Она постаралась поймать его взгляд, чтобы заглянуть Евгению в душу. В самую глубину. Ему самому не нужно было делать этого нарочно, у него получалось само собой.
Но он ответил ей безмятежным взглядом, прямым и открытым, без всякого намека на влюбленность. В нем было только сопереживание, и больше ничего! Неужели он так любит свою невесту?
Заглянула поглубже и поняла: любит! Казалось бы, смирись с этим. Посидела, и уходи из кафе. Беги от него, потому что ответа не будет. Но она продолжала сидеть, улыбаться ему, говорить о чем-то незначительном, а сама лихорадочно думала: а что, если попробовать?
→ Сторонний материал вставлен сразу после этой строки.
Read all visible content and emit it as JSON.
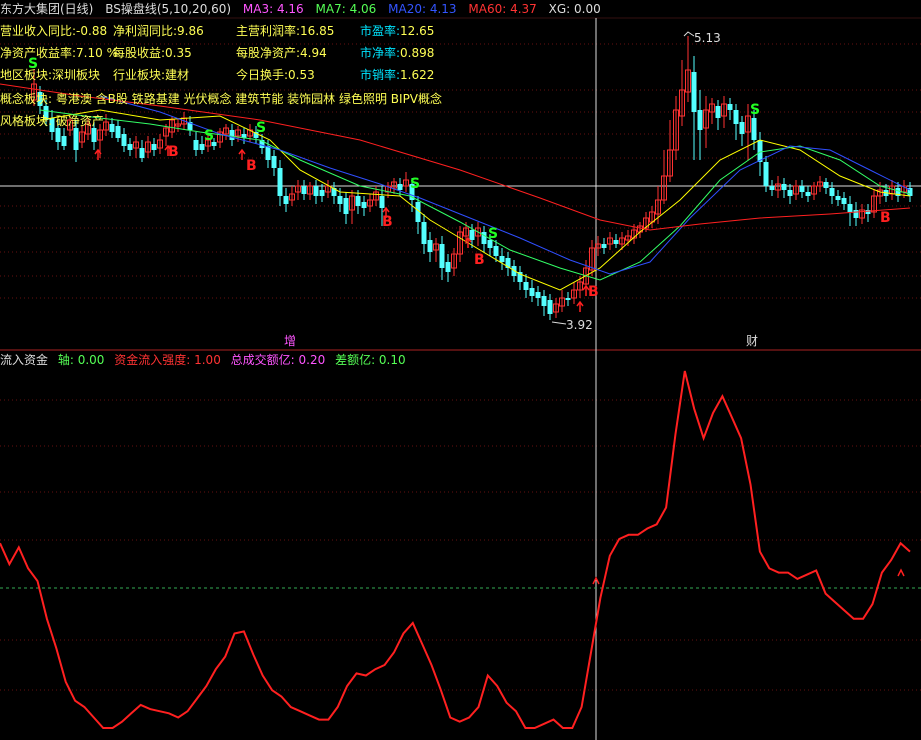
{
  "header": {
    "stock_name": "东方大集团(日线)",
    "indicator": "BS操盘线(5,10,20,60)",
    "ma3": "MA3: 4.16",
    "ma7": "MA7: 4.06",
    "ma20": "MA20: 4.13",
    "ma60": "MA60: 4.37",
    "xg": "XG: 0.00"
  },
  "fundamentals": {
    "row1": [
      {
        "label": "营业收入同比:",
        "value": "-0.88"
      },
      {
        "label": "净利润同比:",
        "value": "9.86"
      },
      {
        "label": "主营利润率:",
        "value": "16.85"
      },
      {
        "label": "市盈率:",
        "value": "12.65"
      }
    ],
    "row2": [
      {
        "label": "净资产收益率:",
        "value": "7.10 %"
      },
      {
        "label": "每股收益:",
        "value": "0.35"
      },
      {
        "label": "每股净资产:",
        "value": "4.94"
      },
      {
        "label": "市净率:",
        "value": "0.898"
      }
    ],
    "row3": [
      {
        "label": "地区板块:",
        "value": "深圳板块"
      },
      {
        "label": "行业板块:",
        "value": "建材"
      },
      {
        "label": "今日换手:",
        "value": "0.53"
      },
      {
        "label": "市销率:",
        "value": "1.622"
      }
    ],
    "concept": "概念板块: 粤港澳 含B股 铁路基建 光伏概念 建筑节能 装饰园林 绿色照明 BIPV概念",
    "style": "风格板块: 破净资产"
  },
  "price_annotations": {
    "high": "5.13",
    "low": "3.92",
    "marker_zeng": "增",
    "marker_cai": "财"
  },
  "lower_header": {
    "name": "流入资金",
    "axis": "轴: 0.00",
    "strength": "资金流入强度: 1.00",
    "total": "总成交额亿: 0.20",
    "diff": "差额亿: 0.10"
  },
  "colors": {
    "up": "#ff3232",
    "down": "#54ffff",
    "ma3": "#ffffff",
    "ma7": "#ffff00",
    "ma20": "#2f4fff",
    "ma60": "#ff2020",
    "buy": "#ff2020",
    "sell": "#22ff22",
    "flow": "#ff2020"
  },
  "chart_data": {
    "type": "line",
    "series": [
      {
        "name": "流入资金",
        "values": [
          0.88,
          0.78,
          0.86,
          0.76,
          0.7,
          0.52,
          0.38,
          0.22,
          0.13,
          0.1,
          0.05,
          0.0,
          0.0,
          0.03,
          0.07,
          0.11,
          0.09,
          0.08,
          0.07,
          0.05,
          0.08,
          0.14,
          0.2,
          0.28,
          0.34,
          0.45,
          0.46,
          0.35,
          0.25,
          0.18,
          0.15,
          0.1,
          0.08,
          0.06,
          0.04,
          0.04,
          0.1,
          0.2,
          0.26,
          0.25,
          0.28,
          0.3,
          0.36,
          0.45,
          0.5,
          0.4,
          0.3,
          0.18,
          0.05,
          0.03,
          0.05,
          0.1,
          0.25,
          0.2,
          0.12,
          0.08,
          0.0,
          0.0,
          0.02,
          0.04,
          0.0,
          0.0,
          0.1,
          0.36,
          0.62,
          0.82,
          0.9,
          0.92,
          0.92,
          0.95,
          0.97,
          1.05,
          1.4,
          1.7,
          1.52,
          1.38,
          1.5,
          1.58,
          1.48,
          1.38,
          1.16,
          0.84,
          0.76,
          0.74,
          0.74,
          0.71,
          0.73,
          0.75,
          0.64,
          0.6,
          0.56,
          0.52,
          0.52,
          0.59,
          0.74,
          0.8,
          0.88,
          0.84
        ]
      }
    ]
  }
}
Алла знала, что некоторых клиентов она может — не загипнотизировать, нет, но на время подчинить себе. А с гипнозом работать она просто не пробовала. Да и толком не знала, что это такое. Читать — читала, а вот ни на ком не пробовала. Что, если с Евгения и начать?
Конечно, она понимала, что чувство, внушенное гипнозом, сродни зомбированию. Оно как бы ненатуральное. Ненастоящее. Но чувство к Евгению вцепилось в нее, как зловредный клещ. И вгрызалось все глубже и глубже в ее душу, которая оказалась перед ним беззащитной. Как, выходит, слаб человек, если он не может противостоять какому-то там увлечению...
Надо всего лишь спросить себя: он мне нужен? И ответить — нужен. А тогда уж все средства хороши.
Но она продолжала непринужденно разговаривать с Евгением, ожидая, когда в его глазах мелькнет скука или он предложит им расстаться, потому что вспомнит о своей страшной занятости.